ITALY- The president of the Italian pension regulator Covip says the Ministry of Economy is to extend regulations to the 510 pension funds – worth 29.8 billion euros – that were set up before the 1993 Dini reform.

In his annual report, Lucio Francario said the draft of the law to align regulations is currently being processed.

Covip’s provisional annual report says there are 510 pre-1993 pension funds - 360 of which under its supervision.

Francario said the structure of the country’s second pillar was efficient - drawing a parallel between the Enron pension fund, 60% of which had been invested in company shares, and their Italian counterparts, which are protected from conflicts of interests and high-risk exposure.

Of the funds under Covip’s supervision, seven had invested a total of 14 million euros in Parmalat bonds and two had invested in Cirio.

A Covip official explained each of the 510 funds, although not free from regulations, potentially constitutes a special case because they are not obliged to abide by the 1993 laws.

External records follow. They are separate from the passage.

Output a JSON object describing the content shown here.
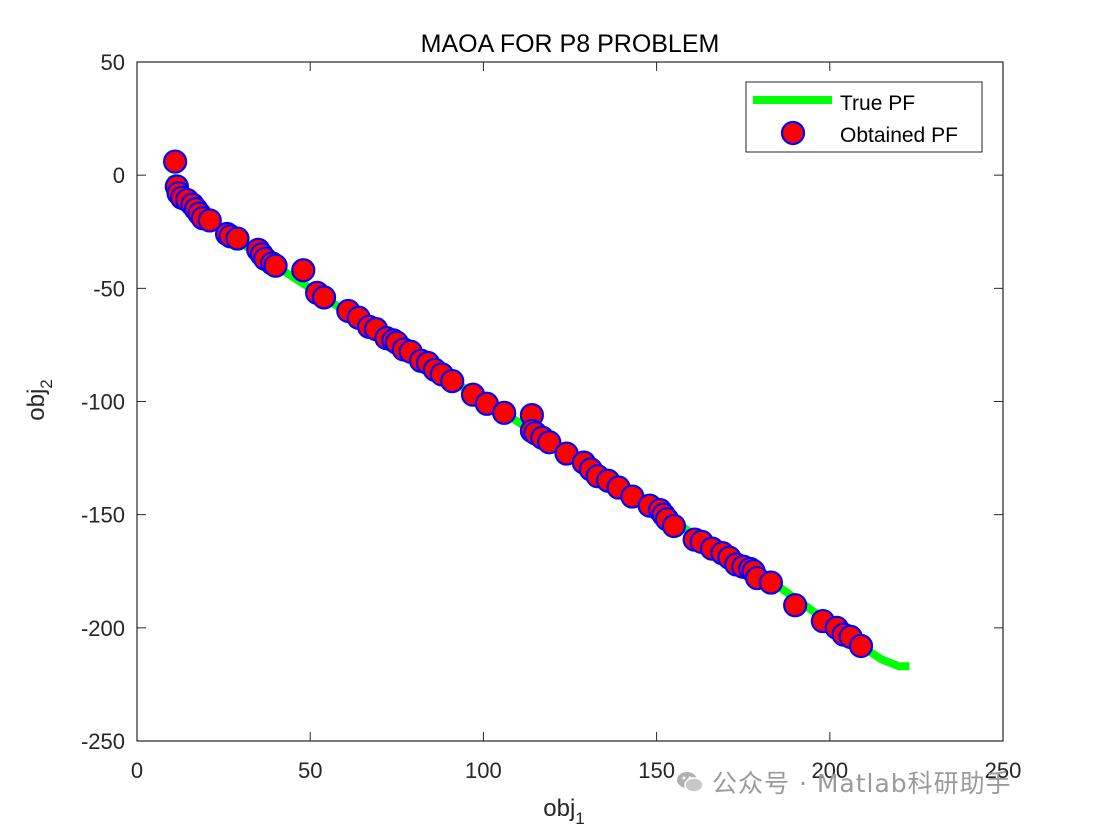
{
  "chart_data": {
    "type": "scatter",
    "title": "MAOA FOR P8 PROBLEM",
    "xlabel_base": "obj",
    "xlabel_sub": "1",
    "ylabel_base": "obj",
    "ylabel_sub": "2",
    "xlim": [
      0,
      250
    ],
    "ylim": [
      -250,
      50
    ],
    "xticks": [
      0,
      50,
      100,
      150,
      200,
      250
    ],
    "yticks": [
      -250,
      -200,
      -150,
      -100,
      -50,
      0,
      50
    ],
    "xtick_labels": [
      "0",
      "50",
      "100",
      "150",
      "200",
      "250"
    ],
    "ytick_labels": [
      "-250",
      "-200",
      "-150",
      "-100",
      "-50",
      "0",
      "50"
    ],
    "grid": false,
    "legend_position": "top-right",
    "series": [
      {
        "name": "True PF",
        "kind": "line",
        "color": "#00ff00",
        "x": [
          10,
          12,
          15,
          18,
          22,
          26,
          30,
          35,
          40,
          45,
          50,
          60,
          70,
          80,
          90,
          100,
          110,
          120,
          130,
          140,
          150,
          160,
          170,
          180,
          190,
          200,
          205,
          210,
          215,
          220,
          223
        ],
        "y": [
          0,
          -7,
          -12,
          -17,
          -21,
          -26,
          -30,
          -35,
          -40,
          -45,
          -50,
          -60,
          -70,
          -80,
          -90,
          -99,
          -109,
          -119,
          -129,
          -139,
          -148,
          -158,
          -167,
          -176,
          -187,
          -198,
          -203,
          -209,
          -214,
          -217,
          -217
        ]
      },
      {
        "name": "Obtained PF",
        "kind": "marker",
        "face_color": "#ff0000",
        "edge_color": "#0000ff",
        "x": [
          11,
          11.5,
          12,
          13,
          14.5,
          16,
          17,
          18,
          19,
          21,
          26,
          27,
          29,
          35,
          36,
          37,
          39,
          40,
          48,
          52,
          54,
          61,
          64,
          67,
          69,
          72,
          74,
          75,
          77,
          79,
          82,
          84,
          86,
          88,
          91,
          97,
          101,
          106,
          114,
          114,
          115,
          117,
          119,
          124,
          129,
          131,
          133,
          136,
          139,
          143,
          148,
          151,
          152,
          153,
          155,
          161,
          163,
          166,
          169,
          171,
          173,
          175,
          177,
          178,
          179,
          183,
          190,
          198,
          202,
          204,
          206,
          209
        ],
        "y": [
          6,
          -5,
          -8,
          -10,
          -11,
          -13,
          -15,
          -17,
          -19,
          -20,
          -26,
          -27,
          -28,
          -33,
          -35,
          -37,
          -39,
          -40,
          -42,
          -52,
          -54,
          -60,
          -63,
          -67,
          -68,
          -72,
          -73,
          -74,
          -77,
          -78,
          -82,
          -83,
          -86,
          -88,
          -91,
          -97,
          -101,
          -105,
          -106,
          -113,
          -114,
          -116,
          -118,
          -123,
          -127,
          -130,
          -133,
          -135,
          -138,
          -142,
          -146,
          -148,
          -150,
          -152,
          -155,
          -161,
          -162,
          -165,
          -167,
          -169,
          -172,
          -173,
          -174,
          -175,
          -178,
          -180,
          -190,
          -197,
          -200,
          -203,
          -204,
          -208
        ]
      }
    ]
  },
  "watermark": {
    "icon": "wechat-icon",
    "text": "公众号 · Matlab科研助手"
  }
}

One of the differences between the pre- and post- 1993 funds is in investment procedure. New funds are required to appoint external asset managers, while the pre-1993 ones could be internally managed.

Some of them run defined benefits schemes, in comparison with post 1993- funds that are required to run only defined contribution ones.

“The Ministry of Economy, in agreement with Covip, will lay down the investment procedures for the pre-existing funds, once the dispensation period of 10 years is over, by conforming their line of administrative conduct with those of the newly instituted funds,” Francario stated.

The initiative was inspired by “the fundamental principle that pre-existing funds abide to the same rules of prudent management that apply to managers of new funds”.